Feb 6, 2022

One day in the middle of last week, it snowed. Only the noon before I had herded the kids out onto the deck in front of the school for pick-up and noted, as I sat luxuriating on the steps, how fine and warm the sun shone, as though servicing a summer day. It was the beginning of February, so the theoretical rainy season was nearly over, but there hadn’t been any rain—only that scene-stealing sun—the hills still parched and yellow from the previous summer.

But the very next morning, as I walked out to the carport, big sloshy snowflakes drifted all around me like eiderdown from a burst pillow, settling on my hair and clothes. Though the asphalt of the parking lot was merely slick and wet, my car was tucked under a white wooly blanket, which I removed with a pancake turner.

At school the older kids toppled out of the yellow school bus, frantic with excitement. In a moment, they were scrunching the white stuff into soggy balls and pelting each other mercilessly. Car roofs and building roofs and horizontal surfaces of all sorts were daintily iced. Only the bare ground remained muddily unaesthetic.

That morning I prepared a soap flakes paste for my kids to make snow pictures. Greg cut out wonderful house and tree shapes and glued them on a blue background. Then, when my back was turned, he obliterated all his meticulous work with a soap flakes blizzard.
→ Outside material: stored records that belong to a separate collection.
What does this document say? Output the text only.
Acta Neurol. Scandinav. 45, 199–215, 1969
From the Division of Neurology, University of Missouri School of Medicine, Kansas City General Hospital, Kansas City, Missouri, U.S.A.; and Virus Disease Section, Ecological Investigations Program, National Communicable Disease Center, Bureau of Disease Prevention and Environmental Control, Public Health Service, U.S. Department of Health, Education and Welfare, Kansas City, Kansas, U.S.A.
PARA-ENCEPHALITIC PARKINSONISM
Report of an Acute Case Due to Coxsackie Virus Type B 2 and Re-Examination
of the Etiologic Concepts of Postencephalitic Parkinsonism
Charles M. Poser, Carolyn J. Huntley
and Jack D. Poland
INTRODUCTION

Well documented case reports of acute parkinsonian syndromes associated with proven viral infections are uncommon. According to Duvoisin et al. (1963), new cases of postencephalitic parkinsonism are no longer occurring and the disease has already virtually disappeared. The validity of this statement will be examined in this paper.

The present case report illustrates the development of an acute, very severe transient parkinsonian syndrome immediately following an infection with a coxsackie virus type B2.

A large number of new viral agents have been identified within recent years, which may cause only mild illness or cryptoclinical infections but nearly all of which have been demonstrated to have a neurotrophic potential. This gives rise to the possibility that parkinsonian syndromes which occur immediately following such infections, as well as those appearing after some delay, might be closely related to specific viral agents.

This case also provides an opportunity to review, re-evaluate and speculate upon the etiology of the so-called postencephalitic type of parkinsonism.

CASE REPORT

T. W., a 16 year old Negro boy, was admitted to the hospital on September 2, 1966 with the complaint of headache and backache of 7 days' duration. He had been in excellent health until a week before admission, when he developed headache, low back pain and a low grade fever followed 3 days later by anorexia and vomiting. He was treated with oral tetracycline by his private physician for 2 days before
I finished up at 1:30 and walked out to my car. Ah! Now nature had finished dressing her landscape. The farmed hills around the school, the sky, everything resolved itself into a pearly gray softness. There was a blurring, a blending of things that made the latticework of bare branches stand out, as though redrawn for the season by a bolder hand. But more than that, the mood of the world had changed, like a melody gone minor. I spied a clutch of lavender wildflowers by a fence, quivering in the perilous frost. Each blossom wore a white peaked cap, like a diminutive tragicomic clown. For a brief moment, I relived the first snows of my childhood in a time and place that existed for me again. And I shivered with cold and pathos.